LEAWOOD - Fourteen pastors’ ministries were celebrated at the 2010 Retirement Service at the Kansas East Annual Conference. Revs. Howard and Lois Johnson gave the dialog sermon.
The Johnsons sermon focused on developing deep and trusting relationships. The first story they shared was about an accident they had seen on I-70. They didn’t look particularly closely at who was involved because they assumed they didn’t know anyone who was in it.
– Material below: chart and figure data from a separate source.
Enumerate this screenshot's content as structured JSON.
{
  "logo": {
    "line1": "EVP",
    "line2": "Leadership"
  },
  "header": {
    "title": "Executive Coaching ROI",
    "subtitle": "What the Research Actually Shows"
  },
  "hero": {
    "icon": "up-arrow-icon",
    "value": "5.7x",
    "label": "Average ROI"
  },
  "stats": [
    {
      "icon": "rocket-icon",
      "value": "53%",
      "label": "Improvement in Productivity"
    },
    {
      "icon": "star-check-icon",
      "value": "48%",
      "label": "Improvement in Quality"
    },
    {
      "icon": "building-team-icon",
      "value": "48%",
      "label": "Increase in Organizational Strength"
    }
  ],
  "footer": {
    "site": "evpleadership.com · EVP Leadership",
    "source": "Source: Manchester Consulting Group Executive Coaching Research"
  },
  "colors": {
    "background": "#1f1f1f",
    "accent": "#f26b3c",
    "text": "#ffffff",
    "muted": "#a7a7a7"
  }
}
They found out later that they did.
“We really didn’t see them because we thought they were strangers,” Howard Johnson said.
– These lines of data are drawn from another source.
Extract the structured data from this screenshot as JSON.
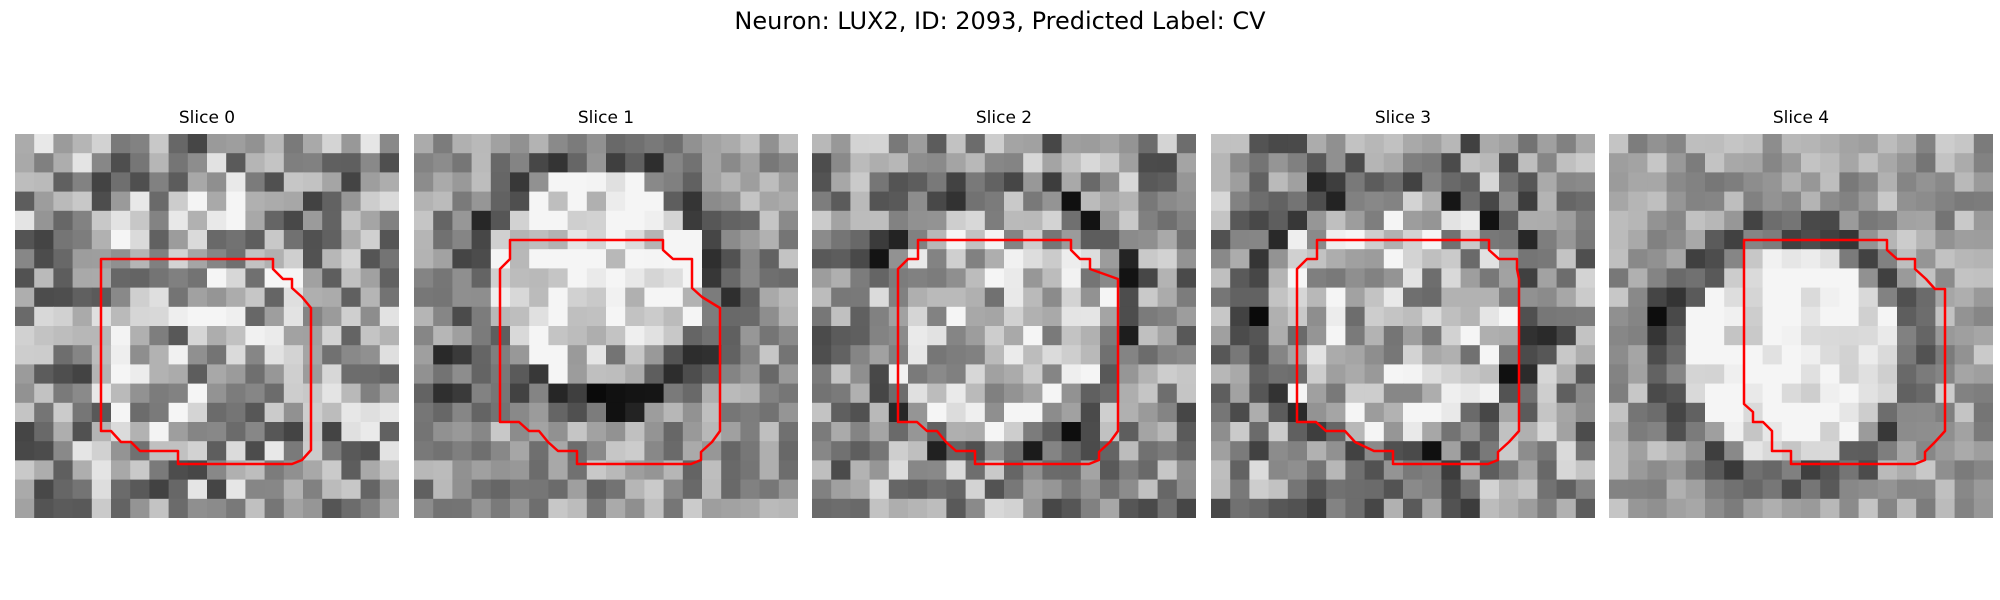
{
  "figure": {
    "title": "Neuron: LUX2, ID: 2093, Predicted Label: CV",
    "outline_color": "#ff0000",
    "colormap": "gray"
  },
  "slices": [
    {
      "title": "Slice 0"
    },
    {
      "title": "Slice 1"
    },
    {
      "title": "Slice 2"
    },
    {
      "title": "Slice 3"
    },
    {
      "title": "Slice 4"
    }
  ]
}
Lois Johnson said this reminded her of the movie “Avatar.” In the movie, the people on Pandora talked about seeing each other, not just with their eyes but heart to heart, a deeper kind of knowledge.
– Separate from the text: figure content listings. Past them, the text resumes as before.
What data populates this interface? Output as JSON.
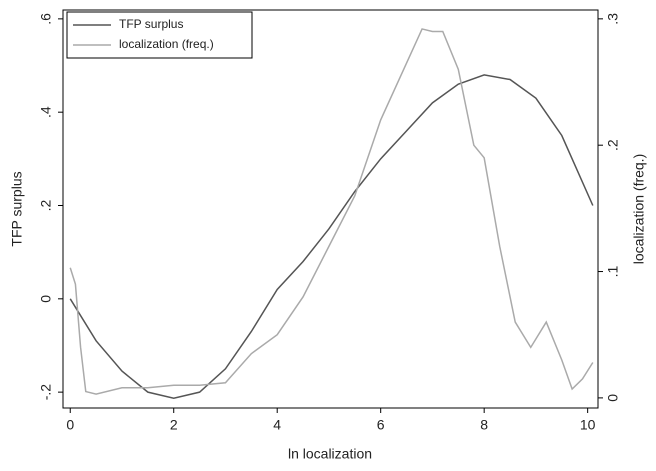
{
  "chart_data": {
    "type": "line",
    "x_label": "ln localization",
    "y_label": "TFP surplus",
    "y2_label": "localization (freq.)",
    "xlim": [
      -0.14,
      10.2
    ],
    "xticks": [
      0,
      2,
      4,
      6,
      8,
      10
    ],
    "ylim": [
      -0.234,
      0.619
    ],
    "yticks": [
      {
        "value": -0.2,
        "label": "-.2"
      },
      0,
      {
        "value": 0.2,
        "label": ".2"
      },
      {
        "value": 0.4,
        "label": ".4"
      },
      {
        "value": 0.6,
        "label": ".6"
      }
    ],
    "y2lim": [
      -0.008,
      0.307
    ],
    "y2ticks": [
      0,
      {
        "value": 0.1,
        "label": ".1"
      },
      {
        "value": 0.2,
        "label": ".2"
      },
      {
        "value": 0.3,
        "label": ".3"
      }
    ],
    "legend": "top-left",
    "series": [
      {
        "name": "TFP surplus",
        "color": "#555555",
        "x": [
          0,
          0.5,
          1,
          1.5,
          2,
          2.5,
          3,
          3.5,
          4,
          4.5,
          5,
          5.5,
          6,
          6.5,
          7,
          7.5,
          8,
          8.5,
          9,
          9.5,
          10.1
        ],
        "values": [
          0,
          -0.09,
          -0.155,
          -0.2,
          -0.213,
          -0.2,
          -0.15,
          -0.07,
          0.02,
          0.08,
          0.15,
          0.23,
          0.3,
          0.36,
          0.42,
          0.46,
          0.48,
          0.47,
          0.43,
          0.35,
          0.2
        ]
      },
      {
        "name": "localization (freq.)",
        "color": "#aaaaaa",
        "axis": "y2",
        "x": [
          0,
          0.1,
          0.2,
          0.3,
          0.5,
          1,
          1.5,
          2,
          2.5,
          3,
          3.5,
          4,
          4.5,
          5,
          5.5,
          6,
          6.5,
          6.8,
          7,
          7.2,
          7.5,
          7.8,
          8,
          8.3,
          8.6,
          8.9,
          9.2,
          9.5,
          9.7,
          9.9,
          10.1
        ],
        "values": [
          0.103,
          0.09,
          0.04,
          0.005,
          0.003,
          0.008,
          0.008,
          0.01,
          0.01,
          0.012,
          0.035,
          0.05,
          0.08,
          0.12,
          0.16,
          0.22,
          0.265,
          0.292,
          0.29,
          0.29,
          0.26,
          0.2,
          0.19,
          0.12,
          0.06,
          0.04,
          0.06,
          0.03,
          0.007,
          0.015,
          0.028
        ]
      }
    ]
  }
}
“I wonder if we as the Body of Christ see people,” she said. “Do we really understand them?”
The Gospel reading from Matthew focused on the story of Jesus telling his followers that whenever they cared for the hungry, sick and imprisoned, they cared for Jesus.
She recalled a story about a young boy who watched a sculptor work for a day, left and came back when the sculpture was finished. The boy was amazed that the sculptor had been able to see the lion of the finished statue in the large block of stone with which he started.
“Do we have that vision to see the lion in the stone?” Lois Johnson asked. “God saw in a man named Saul, a man named Paul. He wasn’t any innocent stone to be seen through. There was a lot of junk in the way.”
Howard Johnson said we encounter people like Saul every day, who have a lot of junk for us to see through before we can get to really know them.
He shared a story conference member Roger Dressler shared with him about a woman that he was working with in southeast Kansas. The woman was suffering from Post-Traumatic Stress Disorder following the disasters that happened in that part of the state. Her only means of supporting herself was to raise dogs inside her small home because of the ground contamination in her yard.
Initially, Dressler focused on the smell and mess and everything in her home, but as he got to know her, those things mattered less. He discovered she was the same age as his oldest daughter and everything changed in the way he viewed her.
“No longer did he see her as a person who lived in this messy house,” Howard Johnson said. “What is it that turns us? What is it that helps us to see?”
On this spring’s Youth trip to New York City, Howard had an experience that really made an impression on him, and one that the trip evaluations proved made an impression on many of the students as well.
An advocacy group that had been working with workers at a restaurant called Cafe con Leche who were expected to work 17-hour days without proper compensation. Legal proceedings had been started, and the former employees were picketing the shop.
“We held picket signs and picketed in front of this place with the advocacy group and former employees,” Howard Johnson said. “We become changed when we stand with people.”
A neighborhood woman walked by while they were protesting, and as Howard explained to her what they were doing.
“Her face melted me,” Howard Johnson recalled. The woman, who lived nearby, had been unaware of the situation. She said to him, “You mean you came all this way to tell us what was going on?”
Moved, she signed the petition and protested with the youth.
“Often, we don’t want to look. We don’t want to listen. We get in the way a lot,” he said. “The question is, are we really truly ready to see?”
The 14 people whose ministries were celebrated were Judy Atwood, diaconal minister; Jerry L. Bever, a local pastor; Rev. Jim Darby; Rev. Robert Ford; Rev. Donovan Gaffney; Rev. Jack Gregory; Rev. Marilyn Gregory; Rev. Hugh Maddry; Rev. Vicki Reagan; Rev. Ronald Schultz; Rev. Noel Stephens; Rev. Jerry Vaughn; Rev. Sandra Vogel; and Rev. Kevin Williams.